Но сейчас он чувствовал себя так, словно через его руки прошли тысячи и тысячи женщин. Он совершенно точно знал, что делать, ощущал каждый изгиб, каждую складку женского тела. Его руки действовали как будто совершенно независимо от него. Он мог в любой момент одними только ласками довести Машу до оргазма, до самой вершины блаженства! но вместо этого лишь все гладил и гладил ее… медленно-медленно.., нежно-нежно…
И только когда она уже больше не могла терпеть и ждать, в тот самый миг, и ни мгновением ни раньше и ни позже! — он вошел в нее и начал не спеша двигаться…
Маша кричала, стонала и содрогалась, и он тоже кричал, стонал и содрогался вместе с ней. Он действовал с величайшим любовным искусством, умением и тактом, как подлинный мастер, виртуоз, но он не был всего лишь сторонним наблюдателем, просто холодным профессионалом. Нет! он испытывал те же самые чувства, что и она: наслаждение, боль, страсть, восторг, он парил и падал в бездну, умирал и возрождался вместе с ней!
Они слились в одно единое целое!.. и потом, когда все кончилось, Маша вдруг приподнялась на локте, повернулась к нему и потрясенно, даже потерянно как-то тихо сказала:
— Я никогда прежде и не подозревала, что такое возможно!.. Я тебя люблю. Нет, я тебя обожаю! Боготворю!! Ты мой бог!
Виктор, слегка смутившись, хотел было обратить все в шутку, ответить что-нибудь, тоже нежное и ласковое, но слова внезапно замерли у него на губах. Застряли в горле. Он словно поперхнулся.
Ему вдруг снова вспомнился его навязчивый, постоянный кошмар всех последних дней: та потная, сальная, полупьяная вульгарно хохочущая женщина, баба — то ли его собственная мать, то ли ведьма, дьяволица — и он вздрогнул, передернулся весь от омерзения.

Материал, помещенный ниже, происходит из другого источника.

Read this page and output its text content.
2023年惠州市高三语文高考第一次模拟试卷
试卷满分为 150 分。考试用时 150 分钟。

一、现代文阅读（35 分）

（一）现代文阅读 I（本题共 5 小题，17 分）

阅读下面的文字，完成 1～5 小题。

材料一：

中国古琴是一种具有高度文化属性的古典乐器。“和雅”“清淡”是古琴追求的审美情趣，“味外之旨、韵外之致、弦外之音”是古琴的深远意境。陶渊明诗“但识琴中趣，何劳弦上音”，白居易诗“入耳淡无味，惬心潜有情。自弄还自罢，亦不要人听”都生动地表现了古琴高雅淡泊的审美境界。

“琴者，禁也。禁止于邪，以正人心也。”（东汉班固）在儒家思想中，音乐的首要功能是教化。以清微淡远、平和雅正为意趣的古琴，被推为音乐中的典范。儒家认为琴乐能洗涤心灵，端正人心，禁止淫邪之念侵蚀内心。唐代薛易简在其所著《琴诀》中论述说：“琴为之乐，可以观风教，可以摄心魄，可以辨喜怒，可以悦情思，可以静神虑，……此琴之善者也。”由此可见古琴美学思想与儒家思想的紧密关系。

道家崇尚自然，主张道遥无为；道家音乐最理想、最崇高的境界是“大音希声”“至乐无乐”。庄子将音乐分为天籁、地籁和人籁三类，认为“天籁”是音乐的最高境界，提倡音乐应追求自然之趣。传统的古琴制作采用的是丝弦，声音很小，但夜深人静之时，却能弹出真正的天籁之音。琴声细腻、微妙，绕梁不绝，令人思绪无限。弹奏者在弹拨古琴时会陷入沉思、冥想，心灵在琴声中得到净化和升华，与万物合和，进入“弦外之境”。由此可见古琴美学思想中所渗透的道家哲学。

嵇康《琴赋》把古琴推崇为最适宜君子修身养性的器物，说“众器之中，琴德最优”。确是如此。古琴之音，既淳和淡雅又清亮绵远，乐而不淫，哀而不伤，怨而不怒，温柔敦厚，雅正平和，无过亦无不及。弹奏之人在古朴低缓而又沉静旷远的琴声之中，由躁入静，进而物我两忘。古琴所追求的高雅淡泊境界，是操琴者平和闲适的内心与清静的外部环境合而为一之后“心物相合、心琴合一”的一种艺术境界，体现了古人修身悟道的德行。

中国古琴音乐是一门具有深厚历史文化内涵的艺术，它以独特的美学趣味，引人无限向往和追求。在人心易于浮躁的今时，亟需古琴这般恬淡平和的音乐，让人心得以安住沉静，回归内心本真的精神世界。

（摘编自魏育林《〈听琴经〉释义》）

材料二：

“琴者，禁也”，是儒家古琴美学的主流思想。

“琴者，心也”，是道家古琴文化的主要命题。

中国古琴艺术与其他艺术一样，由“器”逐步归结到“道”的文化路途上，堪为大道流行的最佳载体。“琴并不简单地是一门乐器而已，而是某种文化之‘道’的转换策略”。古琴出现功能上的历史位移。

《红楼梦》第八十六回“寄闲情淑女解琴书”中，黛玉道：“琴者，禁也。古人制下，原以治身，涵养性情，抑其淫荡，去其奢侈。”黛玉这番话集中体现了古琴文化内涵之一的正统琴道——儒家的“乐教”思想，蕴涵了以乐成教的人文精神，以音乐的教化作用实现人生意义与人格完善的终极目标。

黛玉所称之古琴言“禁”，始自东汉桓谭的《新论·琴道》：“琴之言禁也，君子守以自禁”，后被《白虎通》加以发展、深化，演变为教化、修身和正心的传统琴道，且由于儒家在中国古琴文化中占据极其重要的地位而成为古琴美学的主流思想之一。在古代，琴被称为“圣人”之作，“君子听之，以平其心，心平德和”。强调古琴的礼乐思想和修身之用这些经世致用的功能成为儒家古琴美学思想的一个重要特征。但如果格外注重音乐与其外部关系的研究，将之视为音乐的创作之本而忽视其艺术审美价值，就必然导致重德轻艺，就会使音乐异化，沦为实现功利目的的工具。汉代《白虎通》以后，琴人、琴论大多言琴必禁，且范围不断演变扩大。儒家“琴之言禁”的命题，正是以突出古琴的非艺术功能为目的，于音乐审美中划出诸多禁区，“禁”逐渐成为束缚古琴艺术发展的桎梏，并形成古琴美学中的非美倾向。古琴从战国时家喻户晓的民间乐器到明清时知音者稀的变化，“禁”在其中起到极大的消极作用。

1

Что-то было не так! Во всем происходящем была какая-то невыносимая, чудовищная фальшь. Как будто это не он сейчас занимался любовью с собственной женой, а кто-то другой. Кто-то посторонний, чужой. Кто-то, несравненно более опытный и умелый, чем он. Сам бы он так никогда не смог, не сумел.
Словно с женой его только что всеми возможными, мыслимыми и немыслимыми способами совокуплялись прямо у него на глазах, а он смотрел на это со стороны и наслаждался. Испытывал от этого зрелища какое-то противоестественное, извращенное и вместе с тем сладостное, томящее душу наслаждение.
Но в этой тягучей сладострастности, в этом изысканно-порочном, изощренном наслаждении временами явственно чувствовался какой-то едва уловимый, еще более сладковатый тошнотворный привкус. Как будто он уже начал пожирать те плавающие в густом сиропе, отвратительные, осклизлые куски. Мертвечину.
II. 3
Маша чмокнула его в губы и, весело щебеча, убежала в ванную, а Виктор остался лежать в постели, пытаясь успокоиться и привести в порядок свои растрепанные мысли и нервы. Ему было явно не по себе. Как-то жутко.
Он неожиданно почувствовал себя попавшим в ловушку. В искусно расставленную ловушку. В капкан. В паутину. Весь мир был затянут серой, липкой, влажно поблескивающей паутиной, в которой он все больше и больше запутывался.